O fato de sua editora, a Nova Fronteira, ter comprado o passe do João Ubaldo alguns anos antes, tornara o nome do escritor familiar lá em casa. Mais do que isso, a mudança de João Ubaldo para o Rio, em 1981, segundo me lembro, tornou-o imediatamente uma atração aos olhos da intelectualidade carioca; e suas crônicas no jornal O Globo, por outro lado, encarregavam-se de cimentar sua popularidade junto ao grande público. Ele tinha fama, merecida, de engraçado e culto ao mesmo tempo.

Quando saiu a nova edição de Sargento Getúlio e a primeira de Livro de histórias, eu havia começado a ter contato com a sua literatura. Mas não foi paixão à primeira vista. Sargento Getúlio me pareceu incompreensível, assim como alguns dos contos novos. As frases iam se enroscando até que você se perdia e eu, acostumado aos Três Mosqueteiros e à Ilha do tesouro, ou mesmo a um Eça de Queiroz, nunca lera nada assim. Um ou dois contos, porém, confirmavam o que eu ouvia falar do escritor. Eram mesmo divertidos e, no uso da língua, riquíssimos.
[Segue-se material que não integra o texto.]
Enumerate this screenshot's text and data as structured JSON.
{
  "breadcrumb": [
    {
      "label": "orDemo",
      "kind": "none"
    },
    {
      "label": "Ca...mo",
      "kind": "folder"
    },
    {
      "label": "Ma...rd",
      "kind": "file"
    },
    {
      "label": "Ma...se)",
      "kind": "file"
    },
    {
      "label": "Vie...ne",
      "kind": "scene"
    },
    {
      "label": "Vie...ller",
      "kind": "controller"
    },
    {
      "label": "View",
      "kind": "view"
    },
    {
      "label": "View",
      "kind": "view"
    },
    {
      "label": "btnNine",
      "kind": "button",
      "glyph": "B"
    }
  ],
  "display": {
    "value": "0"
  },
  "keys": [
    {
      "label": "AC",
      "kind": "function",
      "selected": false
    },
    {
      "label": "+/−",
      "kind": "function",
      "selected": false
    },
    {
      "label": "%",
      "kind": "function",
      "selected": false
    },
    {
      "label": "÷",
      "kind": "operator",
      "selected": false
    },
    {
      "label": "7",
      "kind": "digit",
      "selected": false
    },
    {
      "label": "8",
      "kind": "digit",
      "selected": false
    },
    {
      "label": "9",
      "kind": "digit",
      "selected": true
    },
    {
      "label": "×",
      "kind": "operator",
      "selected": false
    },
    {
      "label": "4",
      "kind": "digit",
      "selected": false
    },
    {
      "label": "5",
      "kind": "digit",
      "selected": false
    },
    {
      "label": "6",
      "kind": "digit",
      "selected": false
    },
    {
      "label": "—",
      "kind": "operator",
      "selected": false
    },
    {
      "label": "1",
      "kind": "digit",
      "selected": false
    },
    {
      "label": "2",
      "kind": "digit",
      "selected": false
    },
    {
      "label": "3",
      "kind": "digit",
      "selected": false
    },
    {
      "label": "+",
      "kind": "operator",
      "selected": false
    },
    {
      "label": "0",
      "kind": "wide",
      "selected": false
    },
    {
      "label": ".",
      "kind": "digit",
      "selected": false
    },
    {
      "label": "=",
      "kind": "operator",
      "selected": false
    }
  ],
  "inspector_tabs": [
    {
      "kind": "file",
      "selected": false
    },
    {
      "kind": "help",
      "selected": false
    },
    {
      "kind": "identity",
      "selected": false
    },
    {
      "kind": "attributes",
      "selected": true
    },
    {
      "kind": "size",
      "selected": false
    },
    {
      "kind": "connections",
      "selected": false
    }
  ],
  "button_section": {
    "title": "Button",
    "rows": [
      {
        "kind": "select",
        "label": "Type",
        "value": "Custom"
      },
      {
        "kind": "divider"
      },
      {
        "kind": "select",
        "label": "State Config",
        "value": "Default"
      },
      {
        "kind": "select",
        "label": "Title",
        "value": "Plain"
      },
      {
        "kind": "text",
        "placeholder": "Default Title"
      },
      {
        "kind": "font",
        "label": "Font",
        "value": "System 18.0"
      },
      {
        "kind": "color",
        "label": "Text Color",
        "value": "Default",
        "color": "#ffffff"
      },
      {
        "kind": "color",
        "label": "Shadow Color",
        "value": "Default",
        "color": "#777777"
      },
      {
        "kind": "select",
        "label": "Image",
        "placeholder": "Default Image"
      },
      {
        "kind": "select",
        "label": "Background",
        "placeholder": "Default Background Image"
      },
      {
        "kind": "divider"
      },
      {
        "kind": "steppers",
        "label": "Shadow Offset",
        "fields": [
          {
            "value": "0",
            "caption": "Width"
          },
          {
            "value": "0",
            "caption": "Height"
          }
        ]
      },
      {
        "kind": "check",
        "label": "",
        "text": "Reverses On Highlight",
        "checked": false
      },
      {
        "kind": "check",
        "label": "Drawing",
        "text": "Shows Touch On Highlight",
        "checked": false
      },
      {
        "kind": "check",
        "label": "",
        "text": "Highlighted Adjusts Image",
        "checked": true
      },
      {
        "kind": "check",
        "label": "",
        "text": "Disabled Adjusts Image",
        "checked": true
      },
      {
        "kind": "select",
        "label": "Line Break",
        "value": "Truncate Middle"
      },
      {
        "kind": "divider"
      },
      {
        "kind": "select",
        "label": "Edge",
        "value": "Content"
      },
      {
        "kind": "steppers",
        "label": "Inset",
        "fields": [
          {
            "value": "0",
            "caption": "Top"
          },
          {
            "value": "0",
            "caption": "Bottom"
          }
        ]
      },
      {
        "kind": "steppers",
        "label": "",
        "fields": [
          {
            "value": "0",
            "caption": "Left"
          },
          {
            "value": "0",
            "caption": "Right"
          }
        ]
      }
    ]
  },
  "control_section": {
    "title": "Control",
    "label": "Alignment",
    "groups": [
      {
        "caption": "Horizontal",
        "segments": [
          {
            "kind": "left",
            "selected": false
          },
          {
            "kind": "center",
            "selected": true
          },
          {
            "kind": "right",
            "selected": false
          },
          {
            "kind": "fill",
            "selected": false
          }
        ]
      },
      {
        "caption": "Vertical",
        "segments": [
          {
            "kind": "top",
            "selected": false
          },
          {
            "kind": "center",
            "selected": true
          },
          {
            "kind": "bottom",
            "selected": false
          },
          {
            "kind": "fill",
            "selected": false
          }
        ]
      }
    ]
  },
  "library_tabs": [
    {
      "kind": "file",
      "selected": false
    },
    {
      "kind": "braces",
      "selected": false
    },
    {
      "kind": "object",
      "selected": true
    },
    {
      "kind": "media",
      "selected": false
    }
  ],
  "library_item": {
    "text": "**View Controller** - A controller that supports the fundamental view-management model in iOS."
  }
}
Já nos EUA, no segundo semestre de 1985, quando finalmente engatei na leitura de Viva o povo, entendi a extensão da sua genialidade e, pela primeira vez, sonhei com a profissão de escritor. Via-se que, além de produzir alta literatura, ele estava se divertindo ao escrever. Era a suma felicidade. Minha admiração foi tanta, que, ao voltar para o Brasil e encontrá-lo algumas vezes, sempre através do meu pai, claro, eu era tomado pelo mutismo besta dos fãs adolescentes diante do ídolo, ou, como os bajuladores mais reles, caía na gargalhada diante de qualquer coisa que ele dizia. Nem preciso dizer que, quando por distração eu abria a boca, imediatamente achava o que eu havia dito a maior estupidez do século.

Mais do que talentoso, culto e divertido, João Ubaldo foi, para mim, um modelo de intelectual. Ele era extremamente simples no falar, no trato com as pessoas, nos seus hábitos. Não gostava de discutir literatura e muito menos de elucubrar hermeticamente sobre livros. Demonstrava, como seus livros, uma espécie de prevenção essencial contra o pedantismo, sem que isso significasse falta de conteúdo. E jamais pretenderia impor suas opiniões e preferências literárias aos outros. Tinha, no entanto, plena consciência do seu valor.

Em 1995, quando eu estava morando em São Paulo, escrevi meu primeiro livro, O mistério do leão rampante. Era uma brincadeira ubaldiana que tinha Shakespeare como personagem. Acertada a publicação, meu editor, Plínio Martins, perguntou quem eu gostaria que assinasse um prefácio. Respondi o óbvio, mesmo sabendo que o João Ubaldo odiava fazer esse tipo de coisa e, semanas depois, quase chorei de emoção ao ver o pequeno texto chegando pelo fax, com o timbre da Academia Brasileira de Letras, da qual ele já fazia parte àquela altura. Um amigo professor da Universidade de São Paulo (USP) ainda tentou fazer pouco, dizendo que o texto não continha uma análise da obra e era muito curtinho, mas isso não diminuiu em nada o valor daqueles três ou quatro parágrafos para mim.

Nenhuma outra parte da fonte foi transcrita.